Con un match di grandissima intensità, in particolare in difesa, l'Umana Reyer riprende subito la marcia e compie un deciso passo avanti verso le Final Eight di Coppa Italia battendo nel derby del Taliercio la Tezenis Verona per 80-57. Sei giocatori in doppia cifra e 17 assist totali di squadra.

Recuperato Bramos (in quintetto con Spissu, Granger, Willis e Watt), a Brooks si aggiunge nella lista degli assenti Moraschini (problema lombare). L'Umana Reyer parte subito con grande concentrazione su entrambi i lati del campo: difesa che non concede nulla, buone combinazioni in attacco e 10-2 al 4'. Verona riesce a limare parzialmente sul 12-8 al 6'30”, ma basta poco agli orogranata per riprendere l'inerzia, riallungando sul 19-10 al 9' e chiudendo il primo quarto sul 19-11.

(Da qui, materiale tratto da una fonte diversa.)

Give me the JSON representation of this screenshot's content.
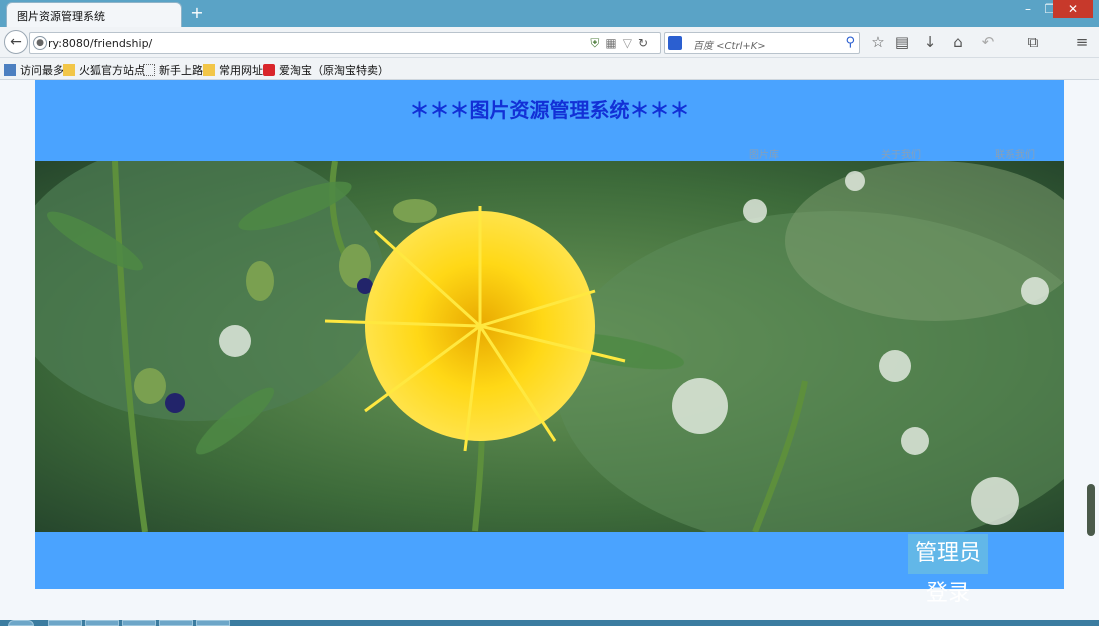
{
  "browser": {
    "tab_title": "图片资源管理系统",
    "new_tab": "+",
    "url": "ry:8080/friendship/",
    "search_placeholder": "百度 <Ctrl+K>",
    "win_minimize": "–",
    "win_restore": "❐",
    "win_close": "✕"
  },
  "bookmarks": [
    {
      "label": "访问最多",
      "icon": "bookmark-page-icon"
    },
    {
      "label": "火狐官方站点",
      "icon": "folder-icon"
    },
    {
      "label": "新手上路",
      "icon": "dotted-page-icon"
    },
    {
      "label": "常用网址",
      "icon": "folder-icon"
    },
    {
      "label": "爱淘宝（原淘宝特卖）",
      "icon": "taobao-icon"
    }
  ],
  "page": {
    "title": "＊＊＊图片资源管理系统＊＊＊",
    "nav": [
      "图片库",
      "关于我们",
      "联系我们"
    ],
    "admin_login": "管理员登录"
  },
  "colors": {
    "header_bg": "#4aa3ff",
    "title_color": "#1230d6",
    "titlebar": "#5aa3c6"
  }
}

L'atteggiamento è quello giusto anche in avvio di secondo quarto, con il massimo margine che viene riscritto prima sul 22-11 (10'30”), poi sul 25-12 (12') e sul 30-14 al 14'30”. Le giocate offensive dell'Umana Reyer riescono a coinvolgere tutti e anche nell'altra metà campo la Tezenis è costretta ad affidarsi alle giocate dei singoli. Sul 35-19, gli orogranata consumano il bonus e gli ospiti possono così sfruttare i tiri liberi per limare fino al 35-25 al 19' e poi sul 37-28 con la tripla finale di Cappelletti.

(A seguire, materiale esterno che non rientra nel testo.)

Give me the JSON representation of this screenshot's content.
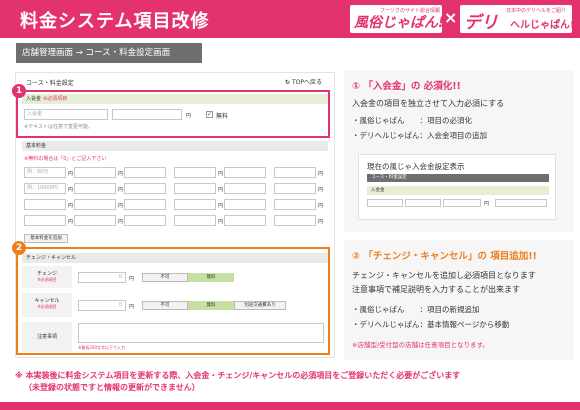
{
  "header": {
    "title": "料金システム項目改修",
    "logo1": {
      "small": "フーゾクのサイト総合情報",
      "main": "風俗じゃぱん!"
    },
    "logo_separator": "×",
    "logo2": {
      "small": "日本中のデリヘルをご紹介",
      "main": "デリ",
      "sub": "ヘルじゃぱん!"
    }
  },
  "breadcrumb": "店舗管理画面 → コース・料金設定画面",
  "screenshot": {
    "title": "コース・料金設定",
    "top_link": "TOPへ戻る",
    "top_link_icon": "refresh-arrow-icon",
    "badge1": "1",
    "badge2": "2",
    "entry": {
      "label": "入会金",
      "required": "※必須項目",
      "input_placeholder": "入会金",
      "unit": "円",
      "free_label": "無料",
      "free_checked": true,
      "note": "※テキストは任意で変更可能。"
    },
    "basic": {
      "label": "基本料金",
      "note": "※無料の場合は「0」とご記入下さい",
      "placeholder_a": "例：60分",
      "placeholder_b": "例：10000円",
      "unit": "円",
      "add_button": "基本料金を追加"
    },
    "change": {
      "section_label": "チェンジ・キャンセル",
      "change_label": "チェンジ",
      "change_req": "※必須項目",
      "change_value": "0",
      "unit": "円",
      "btn_not": "不可",
      "btn_free": "無料",
      "cancel_label": "キャンセル",
      "cancel_req": "※必須項目",
      "cancel_value": "0",
      "btn_fare": "別途交通費あり",
      "notes_label": "注意事項",
      "notes_hint": "※最長200文字以下で入力"
    }
  },
  "panel1": {
    "num": "①",
    "title": "「入会金」の",
    "title2": "必須化!!",
    "desc": "入会金の項目を独立させて入力必須にする",
    "bullets": [
      "・風俗じゃぱん　　：項目の必須化",
      "・デリヘルじゃぱん：入会金項目の追加"
    ],
    "inset_title": "現在の風じゃ入会金設定表示",
    "inset_bar": "コース・料金設定",
    "inset_label": "入会金",
    "inset_field_a": "",
    "inset_field_b": "",
    "inset_unit": "円"
  },
  "panel2": {
    "num": "②",
    "title": "「チェンジ・キャンセル」の",
    "title2": "項目追加!!",
    "desc1": "チェンジ・キャンセルを追加し必須項目となります",
    "desc2": "注意事項で補足説明を入力することが出来ます",
    "bullets": [
      "・風俗じゃぱん　　：項目の新規追加",
      "・デリヘルじゃぱん：基本情報ページから移動"
    ],
    "note": "※店舗型/受付型の店舗は任意項目となります。"
  },
  "footer": {
    "line1": "※ 本実装後に料金システム項目を更新する際、入会金・チェンジ/キャンセルの必須項目をご登録いただく必要がございます",
    "line2": "（未登録の状態ですと情報の更新ができません）"
  }
}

L'Umana Reyer ristabilisce subito la doppia cifra di vantaggio in apertura di secondo tempo (42-28 al 21'30”) e poi continua a gestire con pazienza in attacco e concentrazione in difesa. Verona non riesce mai a scendere sotto la doppia cifra di ritardo (45-35 al 24') e anzi è costretta al time out al 16' sul 52-35. Parks si fa sentire sotto il canestro ospite ed è il più positivo nel finale di periodo, dopo il tentativo di rientro ospite affidato a una fiammata di Bortolani (che poi uscirà per un infortunio al collo dopo un contatto fortuito con lo stesso Parks): al 30' è 59-47.

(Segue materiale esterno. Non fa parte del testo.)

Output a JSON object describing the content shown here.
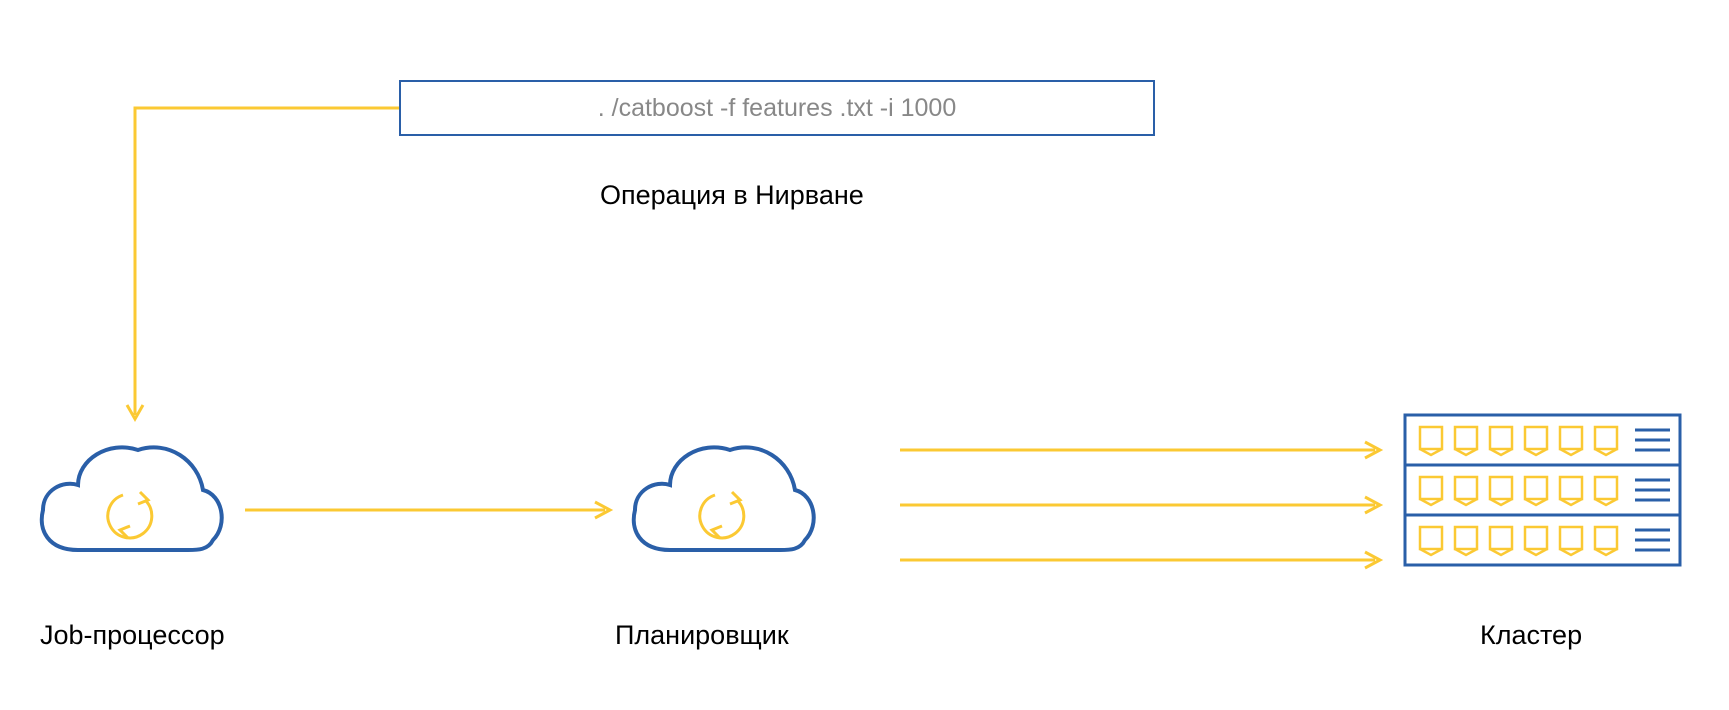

Il gruppo orogranata si vede sia in campo, dove c'è grande coesione, che in panchina, con la grande partecipazione dei giocatori non schierati nei primi minuti del quarto periodo ai canestri di Freeman, che si sblocca trascinando la squadra sul 67-49 al 33'. La partita ormai è indirizzata, perché, nonostante qualche errore di troppo su entrambi i fronti, gli orogranata riescono a non concedere mai l'inerzia agli avversari. Ciò nonostante, l'agonismo resta ai massimi livelli, con Verona pescata in due falli antisportivi nel finale, in cui c'è spazio anche per il giovane Chapelli (bell'assist per Tessitori), con l'Umana Reyer che può incrementare ulteriormente fino all'80-57 finale.